Etruria Oggi Speciale Piero della Francesca

Piero della Francesca dipinse in sette "giornate di lavoro" (presumibilmente prima del 1465) la straordinaria e toccante immagine della Madonna del Parto, distante come una visione celeste eppure viva e reale nella sua freschezza poco più che adolescente. L’affresco era destinato a completare la parete di fondo dell’altare maggiore dell’antica chiesa di Santa Maria di Momentana (XIII sec.) già di Santa Maria in Silvis, isolata località di campagna alle pendici della collina di Monterchi. La chiesa subì una completa distruzione nel 1785 a seguito di un disastroso terremoto che lasciò miracolosamente in piedi solo la parete con l'affresco. L'opera fu successivamente staccata a massello dal muro ed inserita in una nicchia presso l'altare maggiore di una nuova chiesa.

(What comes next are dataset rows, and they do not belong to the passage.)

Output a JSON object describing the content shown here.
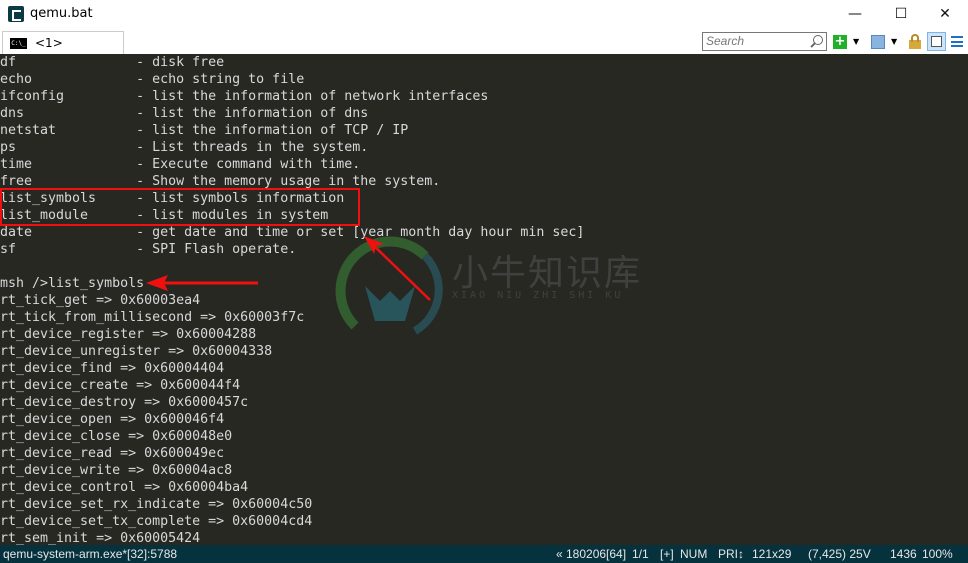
{
  "window": {
    "title": "qemu.bat",
    "minimize_icon": "minimize-icon",
    "maximize_icon": "maximize-icon",
    "close_icon": "close-icon"
  },
  "tab": {
    "label": "<1> qemu.bat",
    "icon_text": "C:\\_"
  },
  "toolbar": {
    "search_placeholder": "Search"
  },
  "terminal": {
    "lines": [
      "df               - disk free",
      "echo             - echo string to file",
      "ifconfig         - list the information of network interfaces",
      "dns              - list the information of dns",
      "netstat          - list the information of TCP / IP",
      "ps               - List threads in the system.",
      "time             - Execute command with time.",
      "free             - Show the memory usage in the system.",
      "list_symbols     - list symbols information",
      "list_module      - list modules in system",
      "date             - get date and time or set [year month day hour min sec]",
      "sf               - SPI Flash operate.",
      "",
      "msh />list_symbols",
      "rt_tick_get => 0x60003ea4",
      "rt_tick_from_millisecond => 0x60003f7c",
      "rt_device_register => 0x60004288",
      "rt_device_unregister => 0x60004338",
      "rt_device_find => 0x60004404",
      "rt_device_create => 0x600044f4",
      "rt_device_destroy => 0x6000457c",
      "rt_device_open => 0x600046f4",
      "rt_device_close => 0x600048e0",
      "rt_device_read => 0x600049ec",
      "rt_device_write => 0x60004ac8",
      "rt_device_control => 0x60004ba4",
      "rt_device_set_rx_indicate => 0x60004c50",
      "rt_device_set_tx_complete => 0x60004cd4",
      "rt_sem_init => 0x60005424"
    ]
  },
  "watermark": {
    "text": "小牛知识库",
    "subtext": "XIAO NIU ZHI SHI KU"
  },
  "statusbar": {
    "process": "qemu-system-arm.exe*[32]:5788",
    "position": "« 180206[64]",
    "page": "1/1",
    "plus": "[+]",
    "num": "NUM",
    "pri": "PRI↕",
    "size": "121x29",
    "coords": "(7,425) 25V",
    "pid": "1436",
    "zoom": "100%"
  },
  "colors": {
    "terminal_bg": "#272822",
    "terminal_fg": "#d8d8d8",
    "annotation": "#f01010",
    "statusbar_bg": "#06323e"
  }
}
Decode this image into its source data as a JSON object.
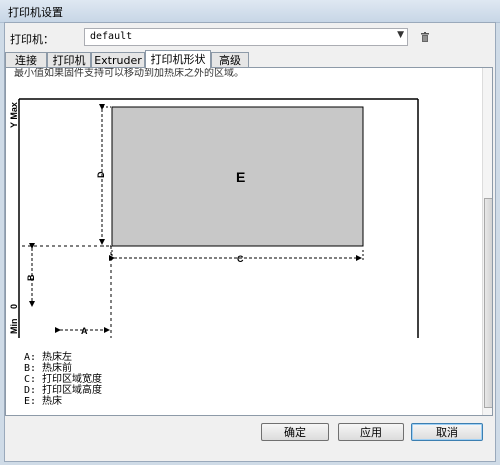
{
  "window": {
    "title": "打印机设置"
  },
  "printer": {
    "label": "打印机：",
    "selected": "default"
  },
  "tabs": [
    {
      "label": "连接"
    },
    {
      "label": "打印机"
    },
    {
      "label": "Extruder"
    },
    {
      "label": "打印机形状"
    },
    {
      "label": "高级"
    }
  ],
  "diagram": {
    "top_text": "最小值如果固件支持可以移动到加热床之外的区域。",
    "y_max": "Y Max",
    "zero": "0",
    "min": "Min",
    "letters": {
      "A": "A",
      "B": "B",
      "C": "C",
      "D": "D",
      "E": "E"
    }
  },
  "legend": [
    "A: 热床左",
    "B: 热床前",
    "C: 打印区域宽度",
    "D: 打印区域高度",
    "E: 热床"
  ],
  "buttons": {
    "ok": "确定",
    "apply": "应用",
    "cancel": "取消"
  }
}
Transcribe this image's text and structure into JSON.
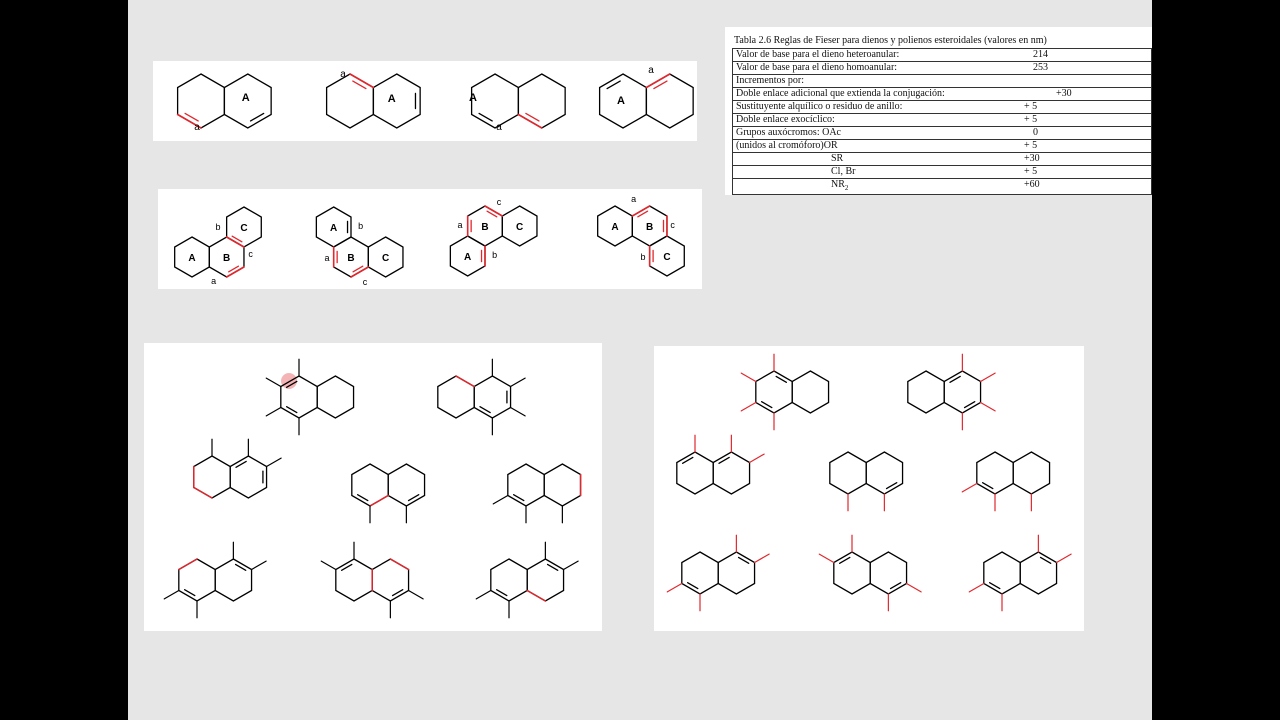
{
  "table": {
    "caption": "Tabla 2.6 Reglas de Fieser para dienos y polienos esteroidales (valores en nm)",
    "rows": [
      {
        "label": "Valor de base para el dieno heteroanular:",
        "value": "214",
        "off": 300
      },
      {
        "label": "Valor de base para el dieno homoanular:",
        "value": "253",
        "off": 300
      },
      {
        "label": "Incrementos por:",
        "value": "",
        "off": 0
      },
      {
        "label": "Doble enlace adicional que extienda la conjugación:",
        "value": "+30",
        "off": 323
      },
      {
        "label": "Sustituyente alquílico o residuo de anillo:",
        "value": "+ 5",
        "off": 291
      },
      {
        "label": "Doble enlace exocíclico:",
        "value": "+ 5",
        "off": 291
      },
      {
        "label": "Grupos auxócromos:  OAc",
        "value": "0",
        "off": 300
      },
      {
        "label": "(unidos al cromóforo)OR",
        "value": "+ 5",
        "off": 291
      },
      {
        "label": "SR",
        "value": "+30",
        "off": 291
      },
      {
        "label": "Cl, Br",
        "value": "+ 5",
        "off": 291
      },
      {
        "label": "NR",
        "sub": "2",
        "value": "+60",
        "off": 291
      }
    ]
  },
  "ring_labels": {
    "A": "A",
    "B": "B",
    "C": "C",
    "a": "a",
    "b": "b",
    "c": "c"
  },
  "colors": {
    "bond": "#000000",
    "highlight": "#e0282e",
    "slide": "#e6e6e6",
    "panel": "#ffffff"
  }
}
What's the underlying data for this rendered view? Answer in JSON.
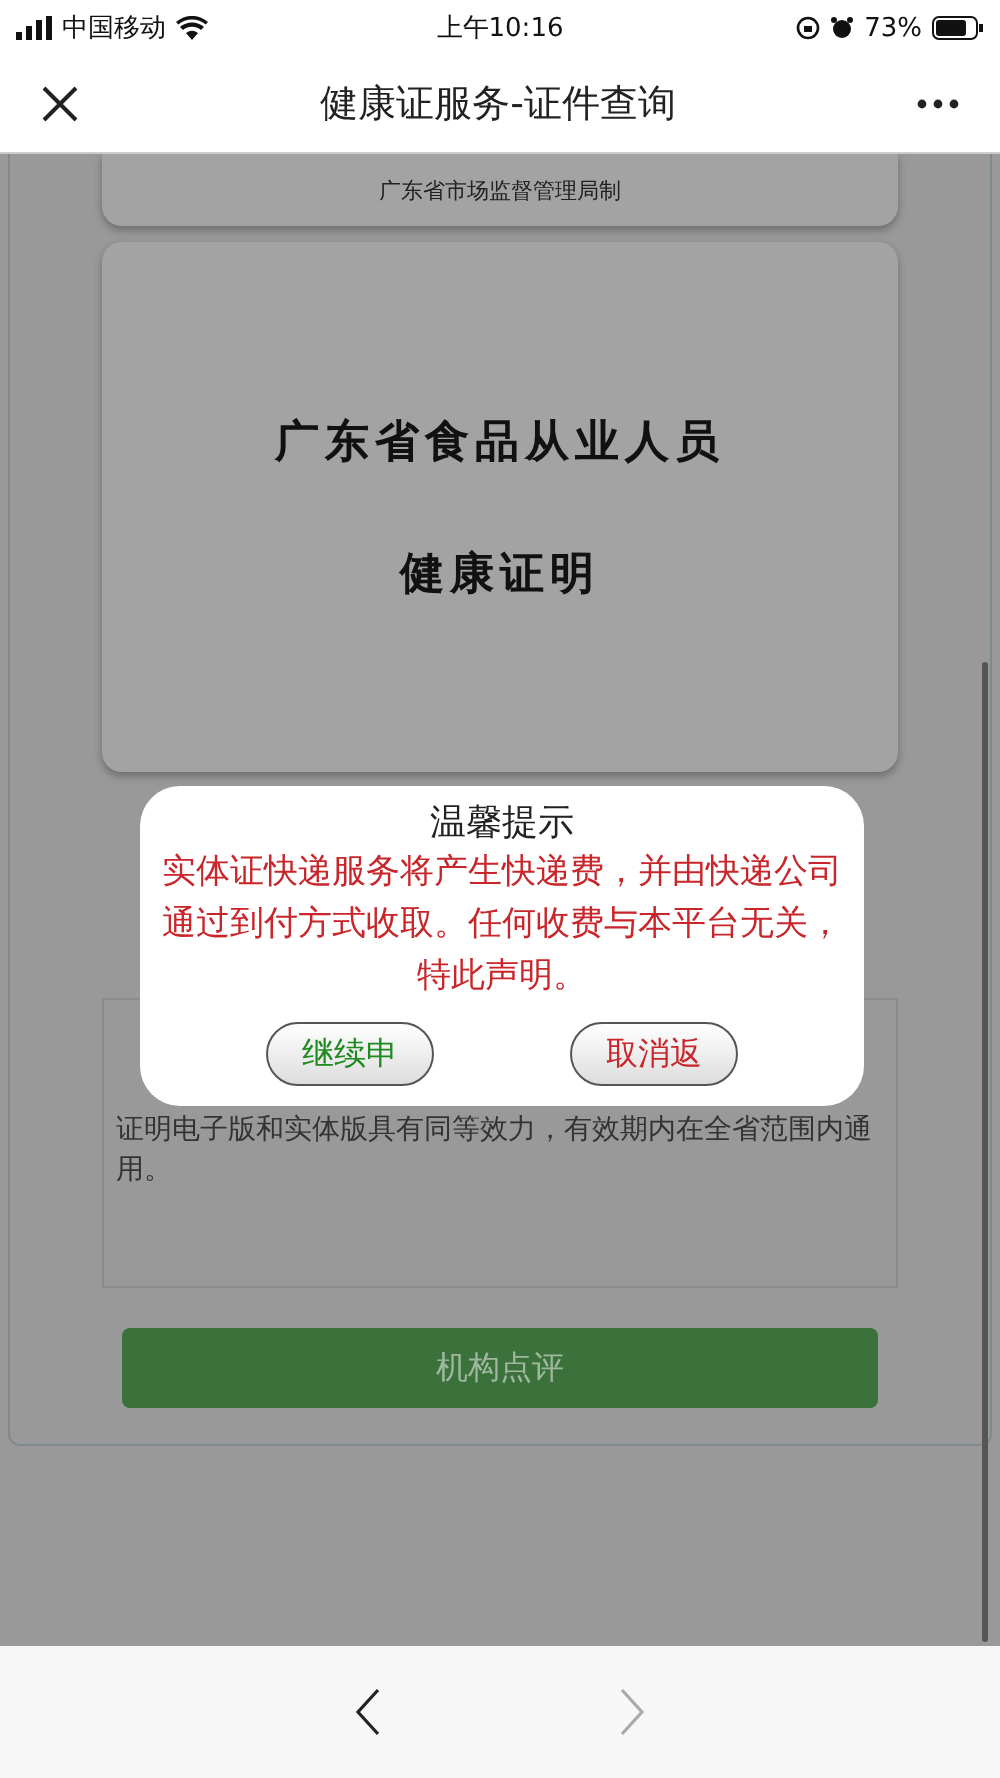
{
  "status_bar": {
    "carrier": "中国移动",
    "time": "上午10:16",
    "battery": "73%"
  },
  "nav_bar": {
    "title": "健康证服务-证件查询"
  },
  "issuer_card": {
    "text": "广东省市场监督管理局制"
  },
  "certificate_card": {
    "lines": [
      "广东省食品从业人员",
      "健康证明"
    ]
  },
  "notice": {
    "text": "证明电子版和实体版具有同等效力，有效期内在全省范围内通用。"
  },
  "review_button": {
    "label": "机构点评"
  },
  "dialog": {
    "title": "温馨提示",
    "message": "实体证快递服务将产生快递费，并由快递公司通过到付方式收取。任何收费与本平台无关，特此声明。",
    "buttons": [
      {
        "label": "继续申",
        "kind": "confirm"
      },
      {
        "label": "取消返",
        "kind": "cancel"
      }
    ]
  },
  "browser_nav": [
    {
      "kind": "back",
      "disabled": false
    },
    {
      "kind": "forward",
      "disabled": true
    }
  ]
}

Questa cappella fu realizzata a servizio del cimitero che allora si fece secondo le riforme impartite dal Granduca Pietro Leopoldo. Nel 1889, dopo oltre un secolo di oblio, l'affresco fu "riscoperto" come capolavoro di Piero della Francesca. Nel 1910 l'opera fu per ragioni conservative staccata dal muro per mano del restauratore Domenico Fiscali, tale intervento la preservò anche dal terremoto del 1917 che danneggiò gravemente la settecentesca cappella cimiteriale. Dal 1956 fino al suo restauro (1992/1993) la Madonna del Parto è stata conservata all'interno di nuova cappella realizzata ristrutturando la fabbrica precedente.